Students in the Modern Languages and Classics Department are scared.
First-year modern languages student Keegan Burdette said she heard from one of her professors earlier this week that the university was considering cutting her major. It sent her and several of her friends into panic mode.
Burdette, who came to the university from California for her degree, said a lot of students in the department were shocked. Several of her classmates wondered if they would have to leave the university.
The Wednesday release of the interim report from the Academic Program Prioritization Working Group, which was charged by President Robert Kennedy with creating a plan to reorganize the majors and programs at the university, quelled some of those fears. The report said enrolled students would be able to finish their degrees, regardless of what changes are approved by the president. But the memo recommended the elimination of the majors offered by the MLC department, including German, French, Latin and Spanish.
“This is a really bad choice,” Burdette said. “People already insult Maine culture. If they eliminate MLC, there won’t be any culture left.”
“It’s been hard to reassure students that their lives are secure, that their degree choices are secure,” said professor Raymond Pelletier, the chairman of the Modern Languages and Classics Department. He said there is a lack of understanding of the value of learning another language, something he said could not be given a numeric value and ranked on a list.
“We need to go at this philosophically, not by the numbers.” Pelletier said. “This institution needs to be educated about the language-learning process.”
Professor Kathleen March, a Spanish instructor, said the recommendation to eliminate the major but maintain instruction, as written in the APPWG report, is too vague. She said it could mean eliminating the high-level courses while still offering 100 and 200 level classes.
“It’s absolutely embarrassing that the flagship university would not continue to teach languages at the highest level,” March said. “You can’t learn to know, respect and love other cultures without being able to talk to them.”
She worries that if upper-level courses are not a part of the foreign language future at UMaine, faculty who have earned doctoral degrees in foreign languages be reduced to teaching only the basic level and may leave. Getting rid of the major would decrease the likelihood of maintaining a flow of students into foreign language courses, she said.
“If students aren’t coming in, there won’t be enough students to maintain what’s left of the department,” March said. “If you stop letting in majors, you kill the department.”

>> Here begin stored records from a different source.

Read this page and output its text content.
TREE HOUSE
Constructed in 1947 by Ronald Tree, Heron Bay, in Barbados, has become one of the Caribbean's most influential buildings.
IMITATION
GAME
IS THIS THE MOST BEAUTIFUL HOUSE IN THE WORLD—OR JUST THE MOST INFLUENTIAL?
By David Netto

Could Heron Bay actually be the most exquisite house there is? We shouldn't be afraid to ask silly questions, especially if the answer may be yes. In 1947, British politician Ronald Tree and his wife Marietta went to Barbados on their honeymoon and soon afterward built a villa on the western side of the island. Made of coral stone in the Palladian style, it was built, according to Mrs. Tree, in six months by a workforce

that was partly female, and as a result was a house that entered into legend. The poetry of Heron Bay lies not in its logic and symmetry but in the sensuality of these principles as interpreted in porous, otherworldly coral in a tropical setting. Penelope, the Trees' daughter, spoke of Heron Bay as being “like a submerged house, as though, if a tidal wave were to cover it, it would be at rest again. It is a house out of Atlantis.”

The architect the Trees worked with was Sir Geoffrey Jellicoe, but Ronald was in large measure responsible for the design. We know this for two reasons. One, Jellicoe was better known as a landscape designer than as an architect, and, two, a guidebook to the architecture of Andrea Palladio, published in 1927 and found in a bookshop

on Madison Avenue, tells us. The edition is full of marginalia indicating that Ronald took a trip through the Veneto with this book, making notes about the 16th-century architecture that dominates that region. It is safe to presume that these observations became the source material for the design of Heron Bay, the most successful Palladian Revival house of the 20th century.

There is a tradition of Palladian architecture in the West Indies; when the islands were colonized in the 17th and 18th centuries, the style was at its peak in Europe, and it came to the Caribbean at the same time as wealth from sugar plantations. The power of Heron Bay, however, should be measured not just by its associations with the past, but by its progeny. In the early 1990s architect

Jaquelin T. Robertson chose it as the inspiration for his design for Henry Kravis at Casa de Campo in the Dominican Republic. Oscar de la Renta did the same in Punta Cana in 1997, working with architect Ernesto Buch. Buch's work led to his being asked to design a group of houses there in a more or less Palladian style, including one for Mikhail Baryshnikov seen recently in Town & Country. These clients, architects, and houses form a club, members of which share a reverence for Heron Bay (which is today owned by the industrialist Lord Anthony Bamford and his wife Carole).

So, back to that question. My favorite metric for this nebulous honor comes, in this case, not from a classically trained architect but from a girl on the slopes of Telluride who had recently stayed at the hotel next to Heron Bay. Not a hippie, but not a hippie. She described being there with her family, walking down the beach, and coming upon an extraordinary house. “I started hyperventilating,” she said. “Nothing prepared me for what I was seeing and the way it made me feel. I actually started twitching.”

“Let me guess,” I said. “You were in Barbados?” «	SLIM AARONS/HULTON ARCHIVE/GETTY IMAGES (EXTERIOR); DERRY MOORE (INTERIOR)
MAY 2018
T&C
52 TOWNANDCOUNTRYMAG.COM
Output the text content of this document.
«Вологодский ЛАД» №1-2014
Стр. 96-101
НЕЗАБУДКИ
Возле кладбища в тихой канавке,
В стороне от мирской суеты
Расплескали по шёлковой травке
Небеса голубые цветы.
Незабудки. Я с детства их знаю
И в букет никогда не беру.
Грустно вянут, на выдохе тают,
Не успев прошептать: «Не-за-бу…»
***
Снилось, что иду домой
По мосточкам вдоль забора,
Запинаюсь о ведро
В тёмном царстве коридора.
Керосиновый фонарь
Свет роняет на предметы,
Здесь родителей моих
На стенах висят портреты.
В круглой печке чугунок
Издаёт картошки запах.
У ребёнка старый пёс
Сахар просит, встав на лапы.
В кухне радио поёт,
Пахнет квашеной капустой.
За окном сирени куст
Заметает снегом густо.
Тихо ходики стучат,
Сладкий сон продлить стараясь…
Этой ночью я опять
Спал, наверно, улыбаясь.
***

March stressed that MLC faculty do more than just teach students to conjugate verbs; they teach multiculturalism and tolerance. She said her courses cover topics from politics to women’s rights, economics to social movements and history — all in Spanish. She said that more students from other disciplines, such as business or engineering, were adding foreign languages to their course portfolios to make themselves more marketable.
“A lot of majors are enhanced by language learning,” March said.
All three said they planned to take their case to the public informational forum Monday, where the administration will hear the public’s opinion on the proposed changes to UMaine programming.
“We’re going to put our best foot forward Monday,” Pelletier said. He said he would go into the forum with a goal of convincing the administration to keep the majors offered by his department.
Burdette said she is telling everyone she knows to attend the forum, but that she is worried not enough people know what is proposed.
“People need to know what’s going on,” she said. “It’s hard to fight something you can’t see.”
As for March, she said her passion for languages will bring her to the forum.
“I won’t be fighting to save my department,” she said. “I’ll be fighting to save languages.”